Games Workshop has released its 2022 financials, and things have basically come to a standstill in terms of growth for the company.
The Games Workshop Investor page just released a deep financial summary breakdown of revenue, costs, and profits for half their fiscal year, which ended on November 27, 2022.
However, this also shouldn’t be a shocker as the COVID boom is slowing, and things are returning to pre-COVID numbers and trends. Well, amid a general feeling of contempt by their customer base for years of broken promises, price increases, and paywalls.
Let’s first check out the insane jumps from last year, then check out the newest report.
GW Profits & Revenue (2021-2022)
This is when things really slowed to a crawl. However, they were really saved by licensing revenue here, as it accounted for a large portion of their profits. Compared to their previous growth, this was basically nothing for them in terms of growth. as dividends stayed the same, and profit did not increase all that much.
So, it looks like the trend will continue with the new 2022-2023 numbers.
Games Workshop is Still in Trouble: 2022 Financials
Here are some highlights:
- Licensing revenue actually went down 6 million. This saved their profits last year, and it’s quite down this time. One interesting thing to note, PC and console games make up 83% of their licensing.
- Revenue at constant currency barely increased.
- Core operating profit only increased by 1 million.
- Operating profit went down by 5 million. this is the first time we’ve seen those numbers drop in a long time.
- Operating profit at constant currency dropped even more.
- Profit before taxation fell by 5 million. Again, this is the first time we’ve seen this in a while.
- Earnings per share went down as well. This is interesting when looking at how much their stock rose recently due to Amazon and Henry Cavill.
- Despite this, dividends per share actually went up a lot (by about 60% percent).
- Online sales went down by .5% but all forms of other trade went up.
- They finally gave numbers for Warhammer+ and it only has 115,000 subscribers, much lower than we were expecting.
- The reason licensing went down is how they structure their contracts.
- They made 6.8 million on exchange differences. Meaning they made almost 7 million pounds for charging in other currencies.
Lastly, North America is still the largest region in terms of sales.

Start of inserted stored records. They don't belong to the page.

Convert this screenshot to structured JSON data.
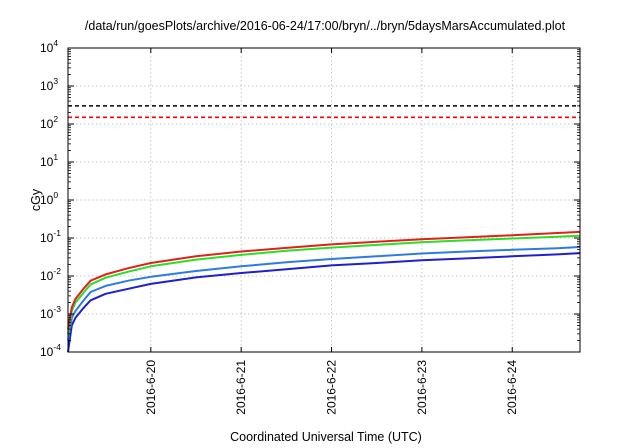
{
  "title": "/data/run/goesPlots/archive/2016-06-24/17:00/bryn/../bryn/5daysMarsAccumulated.plot",
  "chart_data": {
    "type": "line",
    "title": "/data/run/goesPlots/archive/2016-06-24/17:00/bryn/../bryn/5daysMarsAccumulated.plot",
    "xlabel": "Coordinated Universal Time (UTC)",
    "ylabel": "cGy",
    "yscale": "log",
    "ylim": [
      0.0001,
      10000
    ],
    "xlim": [
      "2016-06-19T02:00",
      "2016-06-24T18:00"
    ],
    "grid": true,
    "x_ticks": [
      {
        "x": "2016-06-20T00:00",
        "label": "2016-6-20"
      },
      {
        "x": "2016-06-21T00:00",
        "label": "2016-6-21"
      },
      {
        "x": "2016-06-22T00:00",
        "label": "2016-6-22"
      },
      {
        "x": "2016-06-23T00:00",
        "label": "2016-6-23"
      },
      {
        "x": "2016-06-24T00:00",
        "label": "2016-6-24"
      }
    ],
    "y_ticks": [
      {
        "value": 0.0001,
        "base": "10",
        "exp": "-4"
      },
      {
        "value": 0.001,
        "base": "10",
        "exp": "-3"
      },
      {
        "value": 0.01,
        "base": "10",
        "exp": "-2"
      },
      {
        "value": 0.1,
        "base": "10",
        "exp": "-1"
      },
      {
        "value": 1,
        "base": "10",
        "exp": "0"
      },
      {
        "value": 10,
        "base": "10",
        "exp": "1"
      },
      {
        "value": 100,
        "base": "10",
        "exp": "2"
      },
      {
        "value": 1000,
        "base": "10",
        "exp": "3"
      },
      {
        "value": 10000,
        "base": "10",
        "exp": "4"
      }
    ],
    "reference_lines": [
      {
        "y": 300,
        "color": "#000000",
        "style": "dashed"
      },
      {
        "y": 150,
        "color": "#ff0000",
        "style": "dashed"
      }
    ],
    "series": [
      {
        "color": "#e0201b",
        "x": [
          "2016-06-19T02:00",
          "2016-06-19T03:00",
          "2016-06-19T04:00",
          "2016-06-19T06:00",
          "2016-06-19T08:00",
          "2016-06-19T12:00",
          "2016-06-19T18:00",
          "2016-06-20T00:00",
          "2016-06-20T12:00",
          "2016-06-21T00:00",
          "2016-06-21T12:00",
          "2016-06-22T00:00",
          "2016-06-22T12:00",
          "2016-06-23T00:00",
          "2016-06-23T12:00",
          "2016-06-24T00:00",
          "2016-06-24T12:00",
          "2016-06-24T18:00"
        ],
        "values": [
          0.0004,
          0.0015,
          0.0025,
          0.0045,
          0.0075,
          0.011,
          0.016,
          0.022,
          0.033,
          0.044,
          0.055,
          0.068,
          0.08,
          0.093,
          0.105,
          0.118,
          0.135,
          0.145
        ]
      },
      {
        "color": "#28e028",
        "x": [
          "2016-06-19T02:00",
          "2016-06-19T03:00",
          "2016-06-19T04:00",
          "2016-06-19T06:00",
          "2016-06-19T08:00",
          "2016-06-19T12:00",
          "2016-06-19T18:00",
          "2016-06-20T00:00",
          "2016-06-20T12:00",
          "2016-06-21T00:00",
          "2016-06-21T12:00",
          "2016-06-22T00:00",
          "2016-06-22T12:00",
          "2016-06-23T00:00",
          "2016-06-23T12:00",
          "2016-06-24T00:00",
          "2016-06-24T12:00",
          "2016-06-24T18:00"
        ],
        "values": [
          0.0003,
          0.0012,
          0.002,
          0.0035,
          0.006,
          0.009,
          0.013,
          0.018,
          0.027,
          0.036,
          0.046,
          0.056,
          0.066,
          0.077,
          0.087,
          0.097,
          0.108,
          0.115
        ]
      },
      {
        "color": "#2c7be5",
        "x": [
          "2016-06-19T02:00",
          "2016-06-19T03:00",
          "2016-06-19T04:00",
          "2016-06-19T06:00",
          "2016-06-19T08:00",
          "2016-06-19T12:00",
          "2016-06-19T18:00",
          "2016-06-20T00:00",
          "2016-06-20T12:00",
          "2016-06-21T00:00",
          "2016-06-21T12:00",
          "2016-06-22T00:00",
          "2016-06-22T12:00",
          "2016-06-23T00:00",
          "2016-06-23T12:00",
          "2016-06-24T00:00",
          "2016-06-24T12:00",
          "2016-06-24T18:00"
        ],
        "values": [
          0.0002,
          0.0008,
          0.0012,
          0.0022,
          0.0038,
          0.0055,
          0.0075,
          0.0095,
          0.0135,
          0.018,
          0.023,
          0.028,
          0.033,
          0.039,
          0.044,
          0.049,
          0.054,
          0.058
        ]
      },
      {
        "color": "#1f1fd0",
        "x": [
          "2016-06-19T02:00",
          "2016-06-19T03:00",
          "2016-06-19T04:00",
          "2016-06-19T06:00",
          "2016-06-19T08:00",
          "2016-06-19T12:00",
          "2016-06-19T18:00",
          "2016-06-20T00:00",
          "2016-06-20T12:00",
          "2016-06-21T00:00",
          "2016-06-21T12:00",
          "2016-06-22T00:00",
          "2016-06-22T12:00",
          "2016-06-23T00:00",
          "2016-06-23T12:00",
          "2016-06-24T00:00",
          "2016-06-24T12:00",
          "2016-06-24T18:00"
        ],
        "values": [
          0.0001,
          0.0005,
          0.0008,
          0.0014,
          0.0023,
          0.0034,
          0.0046,
          0.0062,
          0.0092,
          0.012,
          0.015,
          0.019,
          0.022,
          0.026,
          0.029,
          0.033,
          0.037,
          0.04
        ]
      }
    ]
  }
}
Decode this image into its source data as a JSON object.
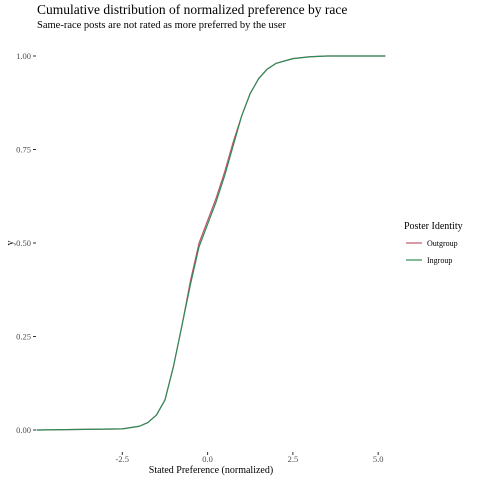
{
  "chart_data": {
    "type": "line",
    "title": "Cumulative distribution of normalized preference by race",
    "subtitle": "Same-race posts are not rated as more preferred by the user",
    "xlabel": "Stated Preference (normalized)",
    "ylabel": "y",
    "xlim": [
      -5.0,
      5.2
    ],
    "ylim": [
      0,
      1
    ],
    "x_ticks": [
      -2.5,
      0.0,
      2.5,
      5.0
    ],
    "x_tick_labels": [
      "-2.5",
      "0.0",
      "2.5",
      "5.0"
    ],
    "y_ticks": [
      0,
      0.25,
      0.5,
      0.75,
      1.0
    ],
    "y_tick_labels": [
      "0.00",
      "0.25",
      "0.50",
      "0.75",
      "1.00"
    ],
    "grid": false,
    "legend": {
      "title": "Poster Identity",
      "placement": "right"
    },
    "series": [
      {
        "name": "Outgroup",
        "color": "#c2566a",
        "x": [
          -5.0,
          -2.5,
          -2.0,
          -1.75,
          -1.5,
          -1.25,
          -1.0,
          -0.75,
          -0.5,
          -0.25,
          0.0,
          0.25,
          0.5,
          0.75,
          1.0,
          1.25,
          1.5,
          1.75,
          2.0,
          2.5,
          3.0,
          3.5,
          5.2
        ],
        "values": [
          0.0,
          0.003,
          0.01,
          0.02,
          0.04,
          0.08,
          0.17,
          0.28,
          0.4,
          0.5,
          0.56,
          0.62,
          0.69,
          0.77,
          0.84,
          0.9,
          0.94,
          0.965,
          0.98,
          0.993,
          0.998,
          1.0,
          1.0
        ]
      },
      {
        "name": "Ingroup",
        "color": "#2e8b57",
        "x": [
          -5.0,
          -2.5,
          -2.0,
          -1.75,
          -1.5,
          -1.25,
          -1.0,
          -0.75,
          -0.5,
          -0.25,
          0.0,
          0.25,
          0.5,
          0.75,
          1.0,
          1.25,
          1.5,
          1.75,
          2.0,
          2.5,
          3.0,
          3.5,
          5.2
        ],
        "values": [
          0.0,
          0.003,
          0.01,
          0.02,
          0.04,
          0.08,
          0.17,
          0.28,
          0.39,
          0.49,
          0.55,
          0.61,
          0.68,
          0.76,
          0.84,
          0.9,
          0.94,
          0.965,
          0.98,
          0.993,
          0.998,
          1.0,
          1.0
        ]
      }
    ]
  }
}
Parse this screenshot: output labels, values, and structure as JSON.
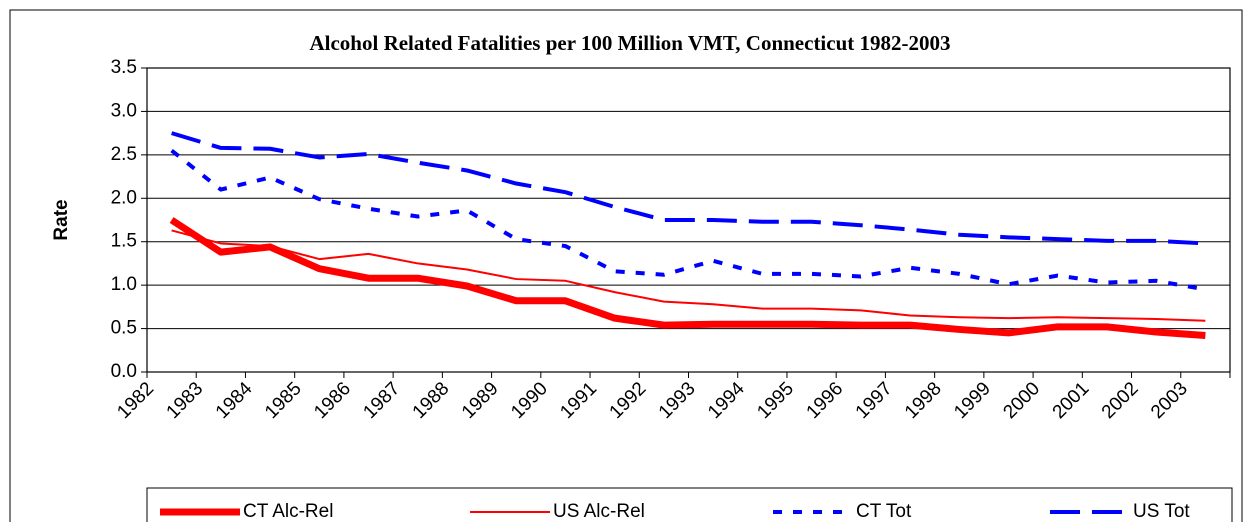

Is Games Workshop Stock Worth it Now?
At this point, it’s a hard sale as the stock just went sky-high in price due to the announcement of Henry Cavill’s involvement. If you bought it right before that, you’re in good shape.
For newer investors, and these numbers out, it would probably be better to wait and see how everything plays out in the next several months.
Then, when you couple this with all the macroeconomic indicators saying we may be headed into bad times financially and pressure from 3d printing and competitors’ gains around them, the outlook for Games Workshop in both the near and short term is not very good if they keep going about things the same way…
Will Games Workshop Survive This Slowdown?
Well, of course. It just feels like Games Workshop needs some sort of reset on the rules bloat (for 40k especially) and price, or all these other games and companies will keep creeping closer and taking more of Games Workshop’s precious market share…
Other game systems with well-rounded rules, popular IP, and low barriers to entry are taking players away from Games Workshop’s properties.
Slow growth can be fixed if Games Workshop pivots and changes how they do business, specifically with its product mix and apps that have been plagued by mismanagement and technical issues since the beginning.
Are you surprised by the Games Workshop profits and revenue numbers from this 2022 mid-year financial summary?